Specifically you need an identical board, with identical firmware, and this board will not be aware of any bad blocks on your current drive, this is a long shot option so beware.
Further Reading: http://www.harddrive-repair.com/pcb-repair.html
johncolby
2nd of January 2009 (Fri), 15:51
please please please dont rely on RAID as a backup solution. always have a 2nd backup to another medium/disk. if the controller fails and nukes your drives then youre screwed.
+1 to this. You're also screwed if you accidentally delete a file, or something gets corrupted, or a virus strikes...everything is instantly mirrored to the second drive! RAID 1 is designed to prevent the system downtime associated with a drive failure, and not as a backup solution. Unless you're a business that demands zero downtime, forget RAID 1 and simply set up a real backup system with incremental backups (similar to the way Apple's Time Machine works).
neil_g
2nd of January 2009 (Fri), 16:00
tbh i see no need for RAID in the personal use home environment.
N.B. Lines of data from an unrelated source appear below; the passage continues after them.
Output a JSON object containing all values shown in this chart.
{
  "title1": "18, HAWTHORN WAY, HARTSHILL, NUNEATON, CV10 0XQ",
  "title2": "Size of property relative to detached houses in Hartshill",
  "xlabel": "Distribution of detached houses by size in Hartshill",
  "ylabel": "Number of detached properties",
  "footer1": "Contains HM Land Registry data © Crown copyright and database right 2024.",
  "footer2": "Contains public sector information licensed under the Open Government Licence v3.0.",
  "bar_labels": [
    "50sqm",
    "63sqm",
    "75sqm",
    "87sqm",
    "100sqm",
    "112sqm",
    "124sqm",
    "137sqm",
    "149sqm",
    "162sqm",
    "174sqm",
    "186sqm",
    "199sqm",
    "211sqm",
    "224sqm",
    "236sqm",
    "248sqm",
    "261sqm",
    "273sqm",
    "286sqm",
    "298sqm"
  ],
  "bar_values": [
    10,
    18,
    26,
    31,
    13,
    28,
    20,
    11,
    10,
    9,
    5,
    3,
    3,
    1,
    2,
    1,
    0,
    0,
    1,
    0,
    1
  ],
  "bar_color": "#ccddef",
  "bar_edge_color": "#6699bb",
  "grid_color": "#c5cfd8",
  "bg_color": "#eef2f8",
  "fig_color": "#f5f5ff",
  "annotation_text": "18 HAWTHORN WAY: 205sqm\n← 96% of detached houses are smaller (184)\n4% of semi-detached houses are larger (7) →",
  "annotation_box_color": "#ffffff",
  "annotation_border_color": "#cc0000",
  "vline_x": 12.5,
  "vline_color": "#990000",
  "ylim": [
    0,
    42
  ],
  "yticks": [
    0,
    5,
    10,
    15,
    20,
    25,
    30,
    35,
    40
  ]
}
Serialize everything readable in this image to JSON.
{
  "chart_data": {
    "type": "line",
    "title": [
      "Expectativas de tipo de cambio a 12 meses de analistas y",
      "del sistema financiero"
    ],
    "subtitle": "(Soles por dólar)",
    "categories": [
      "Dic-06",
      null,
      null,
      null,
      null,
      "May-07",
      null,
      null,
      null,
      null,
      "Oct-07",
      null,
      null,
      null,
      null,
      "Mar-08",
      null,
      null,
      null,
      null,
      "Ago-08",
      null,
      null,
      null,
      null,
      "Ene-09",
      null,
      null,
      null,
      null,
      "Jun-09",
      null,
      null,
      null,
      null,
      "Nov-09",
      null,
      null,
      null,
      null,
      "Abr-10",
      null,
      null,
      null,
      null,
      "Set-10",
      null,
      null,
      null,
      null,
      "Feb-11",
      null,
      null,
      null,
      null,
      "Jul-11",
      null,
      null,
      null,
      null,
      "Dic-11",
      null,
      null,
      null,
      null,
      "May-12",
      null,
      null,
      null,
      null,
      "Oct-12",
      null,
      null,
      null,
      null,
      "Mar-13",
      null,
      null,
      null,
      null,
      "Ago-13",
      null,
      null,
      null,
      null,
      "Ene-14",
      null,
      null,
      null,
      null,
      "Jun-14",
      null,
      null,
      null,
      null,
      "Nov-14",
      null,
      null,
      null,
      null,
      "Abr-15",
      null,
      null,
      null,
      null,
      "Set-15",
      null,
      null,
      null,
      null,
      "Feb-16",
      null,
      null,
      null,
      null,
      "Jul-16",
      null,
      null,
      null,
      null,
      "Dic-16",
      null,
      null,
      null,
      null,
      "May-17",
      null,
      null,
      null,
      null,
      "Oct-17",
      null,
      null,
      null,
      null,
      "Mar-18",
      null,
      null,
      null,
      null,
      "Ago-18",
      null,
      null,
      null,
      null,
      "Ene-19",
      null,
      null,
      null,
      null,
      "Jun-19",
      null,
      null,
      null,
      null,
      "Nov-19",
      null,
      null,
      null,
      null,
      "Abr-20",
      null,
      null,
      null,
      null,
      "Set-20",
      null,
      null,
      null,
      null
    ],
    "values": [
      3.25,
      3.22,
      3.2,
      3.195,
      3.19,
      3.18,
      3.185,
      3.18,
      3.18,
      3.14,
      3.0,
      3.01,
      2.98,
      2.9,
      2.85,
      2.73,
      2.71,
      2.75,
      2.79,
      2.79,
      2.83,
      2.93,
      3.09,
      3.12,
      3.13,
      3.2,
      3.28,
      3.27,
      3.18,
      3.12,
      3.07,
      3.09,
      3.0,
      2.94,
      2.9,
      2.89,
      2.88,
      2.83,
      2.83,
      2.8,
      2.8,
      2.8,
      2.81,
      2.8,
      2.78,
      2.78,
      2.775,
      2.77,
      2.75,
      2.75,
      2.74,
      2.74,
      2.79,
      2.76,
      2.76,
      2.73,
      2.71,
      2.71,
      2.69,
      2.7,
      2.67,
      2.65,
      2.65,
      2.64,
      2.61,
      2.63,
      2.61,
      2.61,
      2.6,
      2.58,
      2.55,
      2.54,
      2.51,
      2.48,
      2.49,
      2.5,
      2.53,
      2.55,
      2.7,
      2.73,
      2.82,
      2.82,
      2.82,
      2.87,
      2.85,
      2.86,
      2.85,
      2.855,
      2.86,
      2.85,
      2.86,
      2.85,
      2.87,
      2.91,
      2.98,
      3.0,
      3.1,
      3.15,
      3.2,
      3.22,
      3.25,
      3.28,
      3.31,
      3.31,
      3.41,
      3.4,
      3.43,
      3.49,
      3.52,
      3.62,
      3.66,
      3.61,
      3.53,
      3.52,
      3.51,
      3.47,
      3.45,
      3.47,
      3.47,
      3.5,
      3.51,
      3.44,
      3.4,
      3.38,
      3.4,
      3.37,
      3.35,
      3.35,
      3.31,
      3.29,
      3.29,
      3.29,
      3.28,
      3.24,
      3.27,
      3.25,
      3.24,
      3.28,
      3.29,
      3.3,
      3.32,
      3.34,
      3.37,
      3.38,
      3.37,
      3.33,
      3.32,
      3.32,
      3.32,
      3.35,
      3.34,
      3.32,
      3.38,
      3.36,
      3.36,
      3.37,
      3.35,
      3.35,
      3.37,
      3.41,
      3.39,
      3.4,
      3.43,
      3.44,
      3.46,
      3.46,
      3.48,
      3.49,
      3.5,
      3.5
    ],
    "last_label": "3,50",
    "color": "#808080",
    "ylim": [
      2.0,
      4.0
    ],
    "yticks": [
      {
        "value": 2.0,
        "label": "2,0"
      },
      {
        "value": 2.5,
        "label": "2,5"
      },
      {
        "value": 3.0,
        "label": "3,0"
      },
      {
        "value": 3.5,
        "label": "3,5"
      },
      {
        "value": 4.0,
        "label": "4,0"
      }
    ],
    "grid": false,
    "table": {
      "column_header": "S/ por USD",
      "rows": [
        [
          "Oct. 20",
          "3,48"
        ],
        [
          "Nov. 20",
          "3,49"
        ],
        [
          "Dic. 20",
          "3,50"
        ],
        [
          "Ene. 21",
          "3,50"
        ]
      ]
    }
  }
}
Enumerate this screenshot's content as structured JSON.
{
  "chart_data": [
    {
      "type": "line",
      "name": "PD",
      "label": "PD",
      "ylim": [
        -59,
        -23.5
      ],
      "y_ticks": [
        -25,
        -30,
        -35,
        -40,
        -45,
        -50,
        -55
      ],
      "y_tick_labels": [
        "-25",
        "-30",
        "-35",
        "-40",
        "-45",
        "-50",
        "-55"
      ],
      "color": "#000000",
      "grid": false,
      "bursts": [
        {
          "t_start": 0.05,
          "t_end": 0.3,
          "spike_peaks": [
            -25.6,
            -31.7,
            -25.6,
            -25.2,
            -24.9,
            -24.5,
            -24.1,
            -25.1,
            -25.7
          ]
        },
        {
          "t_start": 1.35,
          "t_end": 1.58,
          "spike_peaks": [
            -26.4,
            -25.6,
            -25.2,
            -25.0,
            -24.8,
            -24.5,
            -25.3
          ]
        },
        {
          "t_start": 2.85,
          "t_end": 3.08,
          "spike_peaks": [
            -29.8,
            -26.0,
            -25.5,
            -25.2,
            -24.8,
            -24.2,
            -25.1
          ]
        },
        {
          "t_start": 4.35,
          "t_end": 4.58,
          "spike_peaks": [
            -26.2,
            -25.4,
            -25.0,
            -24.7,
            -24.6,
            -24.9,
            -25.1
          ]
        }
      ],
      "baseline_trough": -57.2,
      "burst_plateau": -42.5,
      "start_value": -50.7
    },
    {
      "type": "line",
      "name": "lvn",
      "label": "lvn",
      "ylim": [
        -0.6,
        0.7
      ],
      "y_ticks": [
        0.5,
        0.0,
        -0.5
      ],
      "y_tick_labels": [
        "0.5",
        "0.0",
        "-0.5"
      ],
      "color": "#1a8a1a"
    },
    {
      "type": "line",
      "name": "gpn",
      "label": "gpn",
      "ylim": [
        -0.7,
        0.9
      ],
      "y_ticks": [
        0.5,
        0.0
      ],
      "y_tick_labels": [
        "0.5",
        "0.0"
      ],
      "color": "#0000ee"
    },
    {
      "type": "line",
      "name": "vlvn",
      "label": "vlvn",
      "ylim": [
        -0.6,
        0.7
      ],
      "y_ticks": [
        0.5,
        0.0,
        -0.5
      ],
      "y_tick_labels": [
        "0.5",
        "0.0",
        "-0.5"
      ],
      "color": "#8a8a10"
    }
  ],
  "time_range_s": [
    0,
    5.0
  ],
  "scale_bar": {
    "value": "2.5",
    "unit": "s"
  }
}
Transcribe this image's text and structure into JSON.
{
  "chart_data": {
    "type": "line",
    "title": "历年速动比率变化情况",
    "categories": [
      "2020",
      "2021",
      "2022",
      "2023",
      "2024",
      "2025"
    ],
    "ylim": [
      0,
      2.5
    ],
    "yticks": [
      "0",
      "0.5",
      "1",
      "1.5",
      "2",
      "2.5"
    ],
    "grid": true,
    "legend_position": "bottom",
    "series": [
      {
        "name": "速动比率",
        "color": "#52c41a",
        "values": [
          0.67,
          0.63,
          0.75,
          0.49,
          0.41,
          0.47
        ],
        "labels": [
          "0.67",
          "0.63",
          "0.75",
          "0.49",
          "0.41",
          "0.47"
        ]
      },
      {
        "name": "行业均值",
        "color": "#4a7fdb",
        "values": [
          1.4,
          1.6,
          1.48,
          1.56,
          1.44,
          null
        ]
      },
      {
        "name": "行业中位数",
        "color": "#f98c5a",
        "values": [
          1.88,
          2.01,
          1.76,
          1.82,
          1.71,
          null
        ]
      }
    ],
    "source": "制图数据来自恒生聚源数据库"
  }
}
edit - okay maybe to acheive an increased disk size by spanning. mirroring is what i meant.
Shultz
2nd of January 2009 (Fri), 16:16
Thank you Shultz, I probably will buy one of these as they are reasonably cheap.. but what I wanted to ask is.. do you use it as a back up or general use everyday.. because what I wanted to do is use it to back up my pictures etc.. will I need to leave it on all the time or is it best to keep it of? does it have an on and off button on the device? thanks mate.. :)
Sorry, missed this......
Mine is mixed use, backups, storage etc.... These drives are automatic in that they turn on with the machine they are plugged into & again off when you power down, they also go to sleep if not accessed for 10 mins
Hope that helps!
Shelton.
Damian75
3rd of January 2009 (Sat), 19:18
tbh i see no need for RAID in the personal use home environment.
edit - okay maybe to acheive an increased disk size by spanning. mirroring is what i meant.
I use a raid array for video editing in a striped array for much faster read right performance however this is only temporary storage for scratch disk and current working files cause if you loose one drive in a stripe your screwed.